We need to give ourselves the gift of allowing ourselves to make mistakes—without judgment. I mean, you don't judge every wrong note you play when you learn the saxophone. If you put yourself down every time you make a squeak, you'll never learn to play. Just notice the mistakes and keep going. Next time through, try writing it a different way. What works? What doesn't? Why? Do you see just how large this gift is? When you are able to separate yourself, the person, from the written work, you'll learn so much from those precious mistakes. And you can be thankful for the mistakes because they bring you so much closer to the writer you want to be.
In order to be a great writer, of course, or any writer at all, for that matter, we have to put in our time—pay our dues and practice. We have to sit our butts in our chairs and write. Like the cellist who will never get better without taking the time to play, the writer will never improve if he doesn't do the work. No amount of talking about being a writer or critiquing or reading will get you there. It's all about the hours in the chair.
One good side effect of this, though—regular hours in the chair lets the muse know where and when to show up.
Besides spending the time writing, I've learned that when gratitude becomes a daily focus, amazing things start to happen. I've seen this in my own life over the past couple of years. So now I want to extend this to my writing career. But what do I mean? How do you do it?
- Make a list of the things you love about writing. Why do you do it? Why did you start writing? What makes you keep going? What parts do you absolutely love about the process?
- Pick three things that you are most thankful for in your writing life. What are the three best things about the act of writing?
- Write these three things on a piece of paper and tack it to your monitor where you will see it every day.
- Get a stone, ring, necklace or some other symbol that you can carry with you throughout the day. Every time you touch this object, think about how grateful you are for your writing career. Close your eyes for a moment and think about what makes you happy.
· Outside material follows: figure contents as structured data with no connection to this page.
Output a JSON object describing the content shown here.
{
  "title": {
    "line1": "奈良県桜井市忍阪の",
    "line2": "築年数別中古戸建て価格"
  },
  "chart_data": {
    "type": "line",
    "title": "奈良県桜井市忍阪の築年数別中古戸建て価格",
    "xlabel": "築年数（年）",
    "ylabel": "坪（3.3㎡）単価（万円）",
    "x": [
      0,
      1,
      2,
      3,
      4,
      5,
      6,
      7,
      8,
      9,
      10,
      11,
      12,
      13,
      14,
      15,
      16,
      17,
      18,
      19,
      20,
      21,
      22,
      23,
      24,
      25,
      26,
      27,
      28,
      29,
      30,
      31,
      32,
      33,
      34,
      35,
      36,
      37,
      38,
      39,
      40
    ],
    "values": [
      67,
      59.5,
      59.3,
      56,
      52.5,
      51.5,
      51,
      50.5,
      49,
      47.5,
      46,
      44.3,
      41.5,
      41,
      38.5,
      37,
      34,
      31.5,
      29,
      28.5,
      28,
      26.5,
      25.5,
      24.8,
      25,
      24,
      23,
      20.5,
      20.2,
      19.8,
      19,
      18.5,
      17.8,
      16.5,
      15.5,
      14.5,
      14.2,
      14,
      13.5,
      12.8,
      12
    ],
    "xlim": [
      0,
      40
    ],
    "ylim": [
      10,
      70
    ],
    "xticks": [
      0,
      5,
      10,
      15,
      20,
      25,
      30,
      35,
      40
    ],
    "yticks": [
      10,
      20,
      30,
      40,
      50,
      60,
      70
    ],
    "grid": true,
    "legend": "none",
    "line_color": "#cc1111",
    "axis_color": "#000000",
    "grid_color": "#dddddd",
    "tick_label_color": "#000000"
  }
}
Maybe it's that feeling when the words just pour out onto the page and you feel like they're coming from a different place—like you've tapped into something bigger than yourself. Imagine yourself writing, the words just flowing through you. Let yourself feel the euphoria. Experience it as if it were real and happening to you whenever you touch the object. Get into the habit of doing this several times a day. At best your writing will flow better. At worst, you will spend several minutes a day feeling truly happy and content with your life.
So what's it going to be? You can go through your writing journey feeling like you'll never get anywhere—you'll never be one of the greats—you'll never find that one right story when all the planets align and something like Harry Potter will fall into your lap or pop into your head while you're riding a train. You can count all the reasons you aren't as good as some famous writer. Or you can spend your time feeling good about all you've learned and the progress you've made. You can be happy that you had a good session yesterday and confident that you will again tomorrow. You can enjoy the process.
The top three things that I'm grateful for:
- All of my wonderful writing friends—those who critique my work, those who argue with me for hours over comma usage, and those who just let me vent when I'm having a bad day. Yes, these friends are any writer's greatest asset and I'm forever grateful for my writing buddies.
- Unfinished projects—even if my time is limited and I struggle to find time to work on my own projects, I'm so grateful they sit there waiting for me. My characters are so patient. They only occasionally wake me up during the night and prod me to get back to work.
- Those brief moments of flow when the words just pour out onto the page. It's as if the story is writing itself right in front of me. I cherish each moment and live for the next one.
Let's all give gratitude a try and see what happens. I don't know what will come of it, but what harm could it do? Let's spend the next year working on improving our attitude of gratitude and see where we are next year.